实战案例
本章通过几个实际案例,综合运用前面学到的爬虫技术。
案例1:新闻网站爬虫
爬取新闻网站的标题、内容、发布时间等信息。
分析目标网站
首先使用浏览器开发者工具分析网页结构:
- 打开目标网站,按 F12 打开开发者工具
- 使用元素选择器定位新闻列表
- 分析每条新闻的 HTML 结构
- 找到分页链接的规律
实现代码
import requests
from bs4 import BeautifulSoup
import csv
import time
import random
import re
from datetime import datetime
class NewsSpider:
def __init__(self):
self.base_url = 'https://example.com/news'
self.headers = {
'User-Agent': 'Mozilla/5.0 (Windows NT 10.0; Win64; x64) AppleWebKit/537.36',
'Accept': 'text/html,application/xhtml+xml,application/xml;q=0.9,*/*;q=0.8',
}
self.session = requests.Session()
self.session.headers.update(self.headers)
self.articles = []
def get_page(self, page: int) -> str:
url = f'{self.base_url}?page={page}'
response = self.session.get(url, timeout=10)
response.encoding = response.apparent_encoding or 'utf-8'
return response.text
def parse_list(self, html: str) -> list:
soup = BeautifulSoup(html, 'lxml')
articles = []
for item in soup.select('.news-item'):
article = {}
title_elem = item.select_one('.title a')
if title_elem:
article['title'] = title_elem.get_text(strip=True)
article['url'] = title_elem.get('href', '')
summary_elem = item.select_one('.summary')
article['summary'] = summary_elem.get_text(strip=True) if summary_elem else ''
date_elem = item.select_one('.date')
article['date'] = date_elem.get_text(strip=True) if date_elem else ''
if article.get('title'):
articles.append(article)
return articles
def parse_detail(self, html: str) -> dict:
soup = BeautifulSoup(html, 'lxml')
detail = {}
content_elem = soup.select_one('.article-content')
if content_elem:
for tag in content_elem.select('script, style'):
tag.decompose()
detail['content'] = content_elem.get_text(strip=True)

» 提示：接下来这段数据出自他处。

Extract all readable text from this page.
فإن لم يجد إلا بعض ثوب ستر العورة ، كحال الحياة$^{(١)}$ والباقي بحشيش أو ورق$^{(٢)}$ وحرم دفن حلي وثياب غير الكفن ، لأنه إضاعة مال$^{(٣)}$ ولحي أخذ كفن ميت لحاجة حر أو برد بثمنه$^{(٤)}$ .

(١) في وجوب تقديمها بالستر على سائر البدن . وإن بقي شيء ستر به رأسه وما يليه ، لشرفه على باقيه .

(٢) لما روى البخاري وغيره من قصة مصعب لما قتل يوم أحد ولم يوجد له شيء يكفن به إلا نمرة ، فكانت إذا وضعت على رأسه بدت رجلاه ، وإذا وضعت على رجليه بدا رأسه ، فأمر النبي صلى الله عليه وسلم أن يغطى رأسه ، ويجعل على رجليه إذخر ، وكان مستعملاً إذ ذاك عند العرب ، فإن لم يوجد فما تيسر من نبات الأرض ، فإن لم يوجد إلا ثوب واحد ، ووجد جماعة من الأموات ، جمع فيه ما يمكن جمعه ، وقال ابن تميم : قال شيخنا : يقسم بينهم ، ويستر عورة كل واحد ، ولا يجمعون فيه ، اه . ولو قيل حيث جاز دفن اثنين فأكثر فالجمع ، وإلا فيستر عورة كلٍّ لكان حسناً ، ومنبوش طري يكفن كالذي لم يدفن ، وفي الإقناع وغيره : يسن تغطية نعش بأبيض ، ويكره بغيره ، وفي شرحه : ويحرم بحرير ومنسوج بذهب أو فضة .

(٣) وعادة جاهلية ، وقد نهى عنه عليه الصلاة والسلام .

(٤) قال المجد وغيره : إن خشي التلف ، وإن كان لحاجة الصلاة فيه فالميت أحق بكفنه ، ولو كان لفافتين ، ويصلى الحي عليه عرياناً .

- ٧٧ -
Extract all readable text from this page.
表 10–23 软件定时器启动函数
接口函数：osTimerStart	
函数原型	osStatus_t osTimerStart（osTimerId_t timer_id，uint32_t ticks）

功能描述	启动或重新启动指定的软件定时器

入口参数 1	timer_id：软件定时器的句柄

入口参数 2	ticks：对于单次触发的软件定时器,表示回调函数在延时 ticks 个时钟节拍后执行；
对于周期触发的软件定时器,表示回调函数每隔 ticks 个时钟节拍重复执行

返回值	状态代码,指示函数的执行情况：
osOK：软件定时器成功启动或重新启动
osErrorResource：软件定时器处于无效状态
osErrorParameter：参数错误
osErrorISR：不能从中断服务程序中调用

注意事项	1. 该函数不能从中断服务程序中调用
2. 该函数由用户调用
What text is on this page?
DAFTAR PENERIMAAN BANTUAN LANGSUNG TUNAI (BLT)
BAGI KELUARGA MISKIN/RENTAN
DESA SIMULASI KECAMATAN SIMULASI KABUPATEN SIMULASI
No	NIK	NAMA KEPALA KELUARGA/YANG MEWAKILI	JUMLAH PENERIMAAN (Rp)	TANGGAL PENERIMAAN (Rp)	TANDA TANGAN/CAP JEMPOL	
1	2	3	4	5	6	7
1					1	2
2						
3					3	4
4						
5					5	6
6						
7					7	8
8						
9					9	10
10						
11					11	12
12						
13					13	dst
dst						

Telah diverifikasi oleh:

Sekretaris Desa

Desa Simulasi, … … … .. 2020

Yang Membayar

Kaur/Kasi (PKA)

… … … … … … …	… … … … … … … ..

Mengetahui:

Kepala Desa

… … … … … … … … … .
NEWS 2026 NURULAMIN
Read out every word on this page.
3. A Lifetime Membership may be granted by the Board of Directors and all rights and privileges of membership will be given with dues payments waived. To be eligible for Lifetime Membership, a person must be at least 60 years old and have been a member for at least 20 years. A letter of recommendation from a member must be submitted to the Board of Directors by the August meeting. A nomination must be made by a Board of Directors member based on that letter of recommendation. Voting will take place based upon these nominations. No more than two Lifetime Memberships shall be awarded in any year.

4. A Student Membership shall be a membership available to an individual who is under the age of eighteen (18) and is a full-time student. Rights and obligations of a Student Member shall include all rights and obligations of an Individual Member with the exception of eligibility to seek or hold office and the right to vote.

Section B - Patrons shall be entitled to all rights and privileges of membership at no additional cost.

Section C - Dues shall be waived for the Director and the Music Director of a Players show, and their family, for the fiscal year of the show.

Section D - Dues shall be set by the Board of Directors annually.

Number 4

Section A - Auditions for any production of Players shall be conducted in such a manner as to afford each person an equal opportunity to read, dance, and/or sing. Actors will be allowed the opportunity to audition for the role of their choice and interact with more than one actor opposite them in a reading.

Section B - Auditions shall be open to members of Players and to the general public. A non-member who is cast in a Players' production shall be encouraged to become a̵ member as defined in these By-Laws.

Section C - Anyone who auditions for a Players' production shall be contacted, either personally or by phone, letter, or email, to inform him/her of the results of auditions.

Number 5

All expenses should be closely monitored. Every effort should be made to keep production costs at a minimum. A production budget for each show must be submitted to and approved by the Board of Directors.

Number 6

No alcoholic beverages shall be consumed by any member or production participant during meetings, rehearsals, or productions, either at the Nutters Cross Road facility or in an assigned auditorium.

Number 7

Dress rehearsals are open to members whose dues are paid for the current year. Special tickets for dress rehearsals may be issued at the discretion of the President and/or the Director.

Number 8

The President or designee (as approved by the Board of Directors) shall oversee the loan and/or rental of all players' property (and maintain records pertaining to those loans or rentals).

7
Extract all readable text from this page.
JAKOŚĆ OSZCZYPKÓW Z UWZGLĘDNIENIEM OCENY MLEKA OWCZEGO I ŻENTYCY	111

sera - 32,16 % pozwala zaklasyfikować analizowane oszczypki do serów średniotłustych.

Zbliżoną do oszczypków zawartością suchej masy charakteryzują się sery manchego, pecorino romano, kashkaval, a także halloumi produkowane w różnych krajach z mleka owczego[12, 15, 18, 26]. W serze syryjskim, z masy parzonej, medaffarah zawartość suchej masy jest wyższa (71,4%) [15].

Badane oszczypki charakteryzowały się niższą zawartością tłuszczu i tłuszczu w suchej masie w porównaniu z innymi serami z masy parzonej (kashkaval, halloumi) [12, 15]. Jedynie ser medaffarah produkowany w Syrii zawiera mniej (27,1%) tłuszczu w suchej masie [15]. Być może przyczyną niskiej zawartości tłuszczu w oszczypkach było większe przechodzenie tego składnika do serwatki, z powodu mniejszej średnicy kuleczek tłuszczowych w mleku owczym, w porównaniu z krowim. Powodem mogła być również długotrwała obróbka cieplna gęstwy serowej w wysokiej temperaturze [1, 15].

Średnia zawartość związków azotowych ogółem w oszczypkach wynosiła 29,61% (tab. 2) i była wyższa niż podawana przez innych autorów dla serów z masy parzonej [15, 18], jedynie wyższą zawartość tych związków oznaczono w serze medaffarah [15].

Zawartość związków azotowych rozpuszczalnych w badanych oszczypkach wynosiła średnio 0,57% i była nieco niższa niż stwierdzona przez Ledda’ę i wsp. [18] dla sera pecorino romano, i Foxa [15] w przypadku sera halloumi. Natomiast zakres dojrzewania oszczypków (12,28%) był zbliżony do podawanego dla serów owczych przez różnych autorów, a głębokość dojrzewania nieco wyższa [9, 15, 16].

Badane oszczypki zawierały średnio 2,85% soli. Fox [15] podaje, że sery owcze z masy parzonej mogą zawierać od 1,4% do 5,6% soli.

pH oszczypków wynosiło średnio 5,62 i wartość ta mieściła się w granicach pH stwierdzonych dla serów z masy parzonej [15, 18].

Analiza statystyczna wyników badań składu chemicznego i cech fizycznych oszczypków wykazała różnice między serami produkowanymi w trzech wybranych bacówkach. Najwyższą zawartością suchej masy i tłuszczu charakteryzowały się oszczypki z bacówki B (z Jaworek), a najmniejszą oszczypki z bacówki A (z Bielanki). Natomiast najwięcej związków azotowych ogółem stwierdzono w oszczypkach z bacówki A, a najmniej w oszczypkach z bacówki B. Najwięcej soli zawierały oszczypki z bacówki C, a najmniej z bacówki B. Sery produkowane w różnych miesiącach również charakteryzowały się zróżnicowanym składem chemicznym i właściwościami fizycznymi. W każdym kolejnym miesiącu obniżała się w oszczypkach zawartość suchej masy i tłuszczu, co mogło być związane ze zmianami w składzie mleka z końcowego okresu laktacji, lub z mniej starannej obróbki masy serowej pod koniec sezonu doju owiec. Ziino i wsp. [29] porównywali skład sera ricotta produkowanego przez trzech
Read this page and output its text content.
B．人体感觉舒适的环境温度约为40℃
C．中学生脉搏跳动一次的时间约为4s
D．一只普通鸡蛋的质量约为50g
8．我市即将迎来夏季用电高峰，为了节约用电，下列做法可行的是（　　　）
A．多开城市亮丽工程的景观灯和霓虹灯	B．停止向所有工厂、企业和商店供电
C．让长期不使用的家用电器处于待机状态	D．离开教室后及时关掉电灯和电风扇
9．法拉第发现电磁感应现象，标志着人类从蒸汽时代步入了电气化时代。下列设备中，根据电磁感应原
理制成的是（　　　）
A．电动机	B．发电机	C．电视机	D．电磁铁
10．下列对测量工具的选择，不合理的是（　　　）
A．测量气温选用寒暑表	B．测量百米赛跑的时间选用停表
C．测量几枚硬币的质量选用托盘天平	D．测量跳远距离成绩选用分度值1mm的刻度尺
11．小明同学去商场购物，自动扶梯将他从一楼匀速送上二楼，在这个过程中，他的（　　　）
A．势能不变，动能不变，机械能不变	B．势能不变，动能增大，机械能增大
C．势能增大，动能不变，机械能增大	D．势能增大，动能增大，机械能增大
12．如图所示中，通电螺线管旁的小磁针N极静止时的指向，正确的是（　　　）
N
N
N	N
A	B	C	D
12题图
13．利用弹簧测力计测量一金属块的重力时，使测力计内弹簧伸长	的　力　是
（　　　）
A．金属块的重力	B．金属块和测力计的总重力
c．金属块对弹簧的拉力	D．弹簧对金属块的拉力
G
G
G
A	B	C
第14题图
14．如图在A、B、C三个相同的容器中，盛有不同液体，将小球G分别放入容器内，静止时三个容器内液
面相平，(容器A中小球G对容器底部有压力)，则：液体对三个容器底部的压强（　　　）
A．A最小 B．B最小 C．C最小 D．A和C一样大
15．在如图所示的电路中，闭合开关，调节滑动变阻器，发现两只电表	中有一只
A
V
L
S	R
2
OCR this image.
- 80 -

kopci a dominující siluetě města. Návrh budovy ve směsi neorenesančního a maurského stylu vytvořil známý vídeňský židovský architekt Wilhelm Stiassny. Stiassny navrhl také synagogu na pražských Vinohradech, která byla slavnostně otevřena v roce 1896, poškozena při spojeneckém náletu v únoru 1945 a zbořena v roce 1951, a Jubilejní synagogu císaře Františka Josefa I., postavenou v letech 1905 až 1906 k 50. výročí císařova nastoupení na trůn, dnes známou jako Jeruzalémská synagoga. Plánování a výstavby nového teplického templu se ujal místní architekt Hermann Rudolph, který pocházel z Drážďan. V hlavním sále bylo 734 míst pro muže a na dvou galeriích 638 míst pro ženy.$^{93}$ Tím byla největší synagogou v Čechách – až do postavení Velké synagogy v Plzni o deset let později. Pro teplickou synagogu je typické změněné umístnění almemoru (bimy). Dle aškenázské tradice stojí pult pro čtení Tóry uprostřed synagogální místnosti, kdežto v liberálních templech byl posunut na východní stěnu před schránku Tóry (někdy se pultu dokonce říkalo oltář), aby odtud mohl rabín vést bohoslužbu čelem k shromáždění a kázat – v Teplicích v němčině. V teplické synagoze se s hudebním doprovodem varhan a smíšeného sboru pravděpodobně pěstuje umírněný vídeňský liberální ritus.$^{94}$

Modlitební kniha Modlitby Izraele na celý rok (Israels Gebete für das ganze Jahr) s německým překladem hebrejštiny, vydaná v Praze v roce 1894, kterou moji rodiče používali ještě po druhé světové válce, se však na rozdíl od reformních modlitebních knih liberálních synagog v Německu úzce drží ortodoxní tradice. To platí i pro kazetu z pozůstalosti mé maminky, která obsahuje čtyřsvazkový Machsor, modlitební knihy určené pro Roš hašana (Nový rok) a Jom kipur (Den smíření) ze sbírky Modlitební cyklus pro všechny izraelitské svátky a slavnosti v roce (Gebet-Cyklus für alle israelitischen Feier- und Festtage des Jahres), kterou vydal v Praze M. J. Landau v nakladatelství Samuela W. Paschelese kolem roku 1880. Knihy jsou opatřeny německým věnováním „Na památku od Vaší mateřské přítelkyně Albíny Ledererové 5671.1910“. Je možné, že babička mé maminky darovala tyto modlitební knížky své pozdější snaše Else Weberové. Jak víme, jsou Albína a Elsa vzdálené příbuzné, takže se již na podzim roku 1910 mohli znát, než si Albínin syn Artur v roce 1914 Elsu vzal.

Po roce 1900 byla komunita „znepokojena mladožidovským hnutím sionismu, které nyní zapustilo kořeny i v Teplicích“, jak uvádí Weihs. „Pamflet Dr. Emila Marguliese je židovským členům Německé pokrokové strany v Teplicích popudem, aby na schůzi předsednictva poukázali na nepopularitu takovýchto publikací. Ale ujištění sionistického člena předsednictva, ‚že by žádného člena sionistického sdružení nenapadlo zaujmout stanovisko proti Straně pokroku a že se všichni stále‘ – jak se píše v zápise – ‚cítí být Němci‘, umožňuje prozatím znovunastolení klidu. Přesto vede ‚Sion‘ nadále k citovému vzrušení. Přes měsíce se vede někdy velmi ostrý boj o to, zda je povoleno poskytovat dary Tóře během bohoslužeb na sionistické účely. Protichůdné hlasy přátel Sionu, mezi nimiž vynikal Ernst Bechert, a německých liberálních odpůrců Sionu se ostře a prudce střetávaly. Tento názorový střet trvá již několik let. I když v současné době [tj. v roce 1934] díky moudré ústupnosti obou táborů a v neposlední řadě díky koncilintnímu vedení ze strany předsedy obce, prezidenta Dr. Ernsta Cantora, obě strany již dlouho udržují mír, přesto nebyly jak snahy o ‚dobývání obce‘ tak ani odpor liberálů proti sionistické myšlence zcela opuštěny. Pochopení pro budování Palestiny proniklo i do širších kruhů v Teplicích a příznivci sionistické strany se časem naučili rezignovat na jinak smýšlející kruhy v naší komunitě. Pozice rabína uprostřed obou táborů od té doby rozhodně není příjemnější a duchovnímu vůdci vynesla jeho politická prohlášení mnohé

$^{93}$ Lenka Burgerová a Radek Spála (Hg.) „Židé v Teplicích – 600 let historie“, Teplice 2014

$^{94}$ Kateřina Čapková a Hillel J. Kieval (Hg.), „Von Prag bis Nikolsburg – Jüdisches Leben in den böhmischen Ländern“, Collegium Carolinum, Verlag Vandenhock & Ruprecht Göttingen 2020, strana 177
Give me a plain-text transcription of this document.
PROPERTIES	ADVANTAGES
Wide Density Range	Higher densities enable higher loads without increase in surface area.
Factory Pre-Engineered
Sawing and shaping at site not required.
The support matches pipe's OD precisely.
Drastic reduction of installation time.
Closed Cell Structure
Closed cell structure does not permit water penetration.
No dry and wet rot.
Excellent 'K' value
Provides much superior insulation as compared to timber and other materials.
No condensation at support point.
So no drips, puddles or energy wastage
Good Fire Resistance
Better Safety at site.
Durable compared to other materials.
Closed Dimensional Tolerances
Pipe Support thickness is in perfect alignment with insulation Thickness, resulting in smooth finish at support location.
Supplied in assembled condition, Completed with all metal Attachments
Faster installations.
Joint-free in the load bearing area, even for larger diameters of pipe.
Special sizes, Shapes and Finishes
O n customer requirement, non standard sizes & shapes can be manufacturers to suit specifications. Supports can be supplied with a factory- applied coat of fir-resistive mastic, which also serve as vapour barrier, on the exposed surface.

author_elem = soup.select_one('.author')
detail['author'] = author_elem.get_text(strip=True) if author_elem else ''
return detail
def clean_text(self, text: str) -> str:
if not text:
return ''
text = re.sub(r'\s+', ' ', text)
return text.strip()
def save_to_csv(self, filename: str = 'news.csv'):
if not self.articles:
return
with open(filename, 'w', newline='', encoding='utf-8-sig') as f:
fieldnames = ['title', 'url', 'summary', 'date', 'author', 'content']
writer = csv.DictWriter(f, fieldnames=fieldnames)
writer.writeheader()
for article in self.articles:
row = {k: self.clean_text(str(v)) for k, v in article.items() if k in fieldnames}
writer.writerow(row)
print(f'已保存 {len(self.articles)} 条新闻到 {filename}')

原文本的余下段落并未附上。